Speaking a week after RICS unveiled its eight-point plan for the review of the organisation’s “purpose and relevance” that he and RICS president Kathleen Fontana are overseeing, Tompkins broke his silence to talk exclusively to Property Week in his first interview with the press since the crisis began.
Despite pledging to hear all voices in the broad review, he shows no sign of backing down on his overseas ambitions or relenting to demands for a review of fee levels. Critics have questioned how independent a review conducted by a CEO and president can be, but neither does he see any need for an independent third party to be brought in. Indeed, he seems to take the view: ‘Who better to oversee it than the people who run the organisation?’ It begs the question: what is the point of having a review?
Defending his stance, Tompkins says RICS is reaching out to 134,000 people in 100 countries with 100 specialisms and that he wants “to hear from all of that voice”. The problem is it is not one loud, unified voice, it is thousands of loud, different voices, and after years of expansion, the rank-and-file UK RICS members – who still make up the vast majority – feel their voices have been drowned out.

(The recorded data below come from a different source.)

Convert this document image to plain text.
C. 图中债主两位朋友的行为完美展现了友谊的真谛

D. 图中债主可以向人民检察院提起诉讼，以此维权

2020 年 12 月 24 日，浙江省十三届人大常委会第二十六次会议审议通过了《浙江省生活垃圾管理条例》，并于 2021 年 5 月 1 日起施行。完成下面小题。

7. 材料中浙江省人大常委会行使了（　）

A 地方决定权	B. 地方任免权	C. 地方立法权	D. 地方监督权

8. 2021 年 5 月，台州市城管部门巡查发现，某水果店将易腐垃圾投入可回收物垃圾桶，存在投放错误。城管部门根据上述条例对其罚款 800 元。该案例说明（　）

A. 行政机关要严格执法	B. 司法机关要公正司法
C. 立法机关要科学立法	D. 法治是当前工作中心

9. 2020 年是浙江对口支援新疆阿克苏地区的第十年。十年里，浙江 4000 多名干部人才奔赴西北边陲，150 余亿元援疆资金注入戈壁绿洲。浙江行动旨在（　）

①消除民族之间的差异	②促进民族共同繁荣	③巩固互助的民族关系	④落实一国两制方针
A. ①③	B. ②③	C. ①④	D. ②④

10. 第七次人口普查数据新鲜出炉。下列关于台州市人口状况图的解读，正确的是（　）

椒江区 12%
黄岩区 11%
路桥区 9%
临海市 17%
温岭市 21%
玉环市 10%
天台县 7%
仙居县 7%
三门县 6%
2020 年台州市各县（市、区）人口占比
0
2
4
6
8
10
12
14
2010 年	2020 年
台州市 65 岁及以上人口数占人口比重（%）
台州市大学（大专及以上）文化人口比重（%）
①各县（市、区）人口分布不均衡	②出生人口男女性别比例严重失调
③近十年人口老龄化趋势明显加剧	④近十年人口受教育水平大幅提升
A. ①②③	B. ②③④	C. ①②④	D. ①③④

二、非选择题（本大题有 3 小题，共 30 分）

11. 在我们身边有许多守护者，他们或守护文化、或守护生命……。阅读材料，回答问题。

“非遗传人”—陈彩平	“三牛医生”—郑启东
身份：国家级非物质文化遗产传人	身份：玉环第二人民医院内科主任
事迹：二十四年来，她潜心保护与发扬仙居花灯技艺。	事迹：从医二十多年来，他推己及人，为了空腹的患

Worse, some feel they are not allowed to speak.
Several senior RICS members have told Property Week they fear being threatened with legal action if they say anything. That sounds close to being gagged – and is hardly in the spirit of wanting “to hear from all of that voice”.
What is sad is that this does not just threaten to tarnish RICS’ reputation, it also undermines the huge amount of good work the organisation has done, most recently on cladding, which it issued important guidance on this week.
Let’s hope Tompkins strikes a more conciliatory note in the consultation and is as receptive to input as he has pledged to be.
Council cash piles
It is not just RICS that has faced criticism for a lack of disclosure. As a Property Week investigation reveals, London local authorities are sitting on at least £1.29bn in unspent dosh received in infrastructure payments from developers, a lot of which they have failed to account for or allocate – and there could be more. Seven failed to publish their IFSs despite being required to do so by law by the end of last year.
We all know how much pressure councils are under, but they need to disclose what they have received and allocate it. What better way to drive recovery?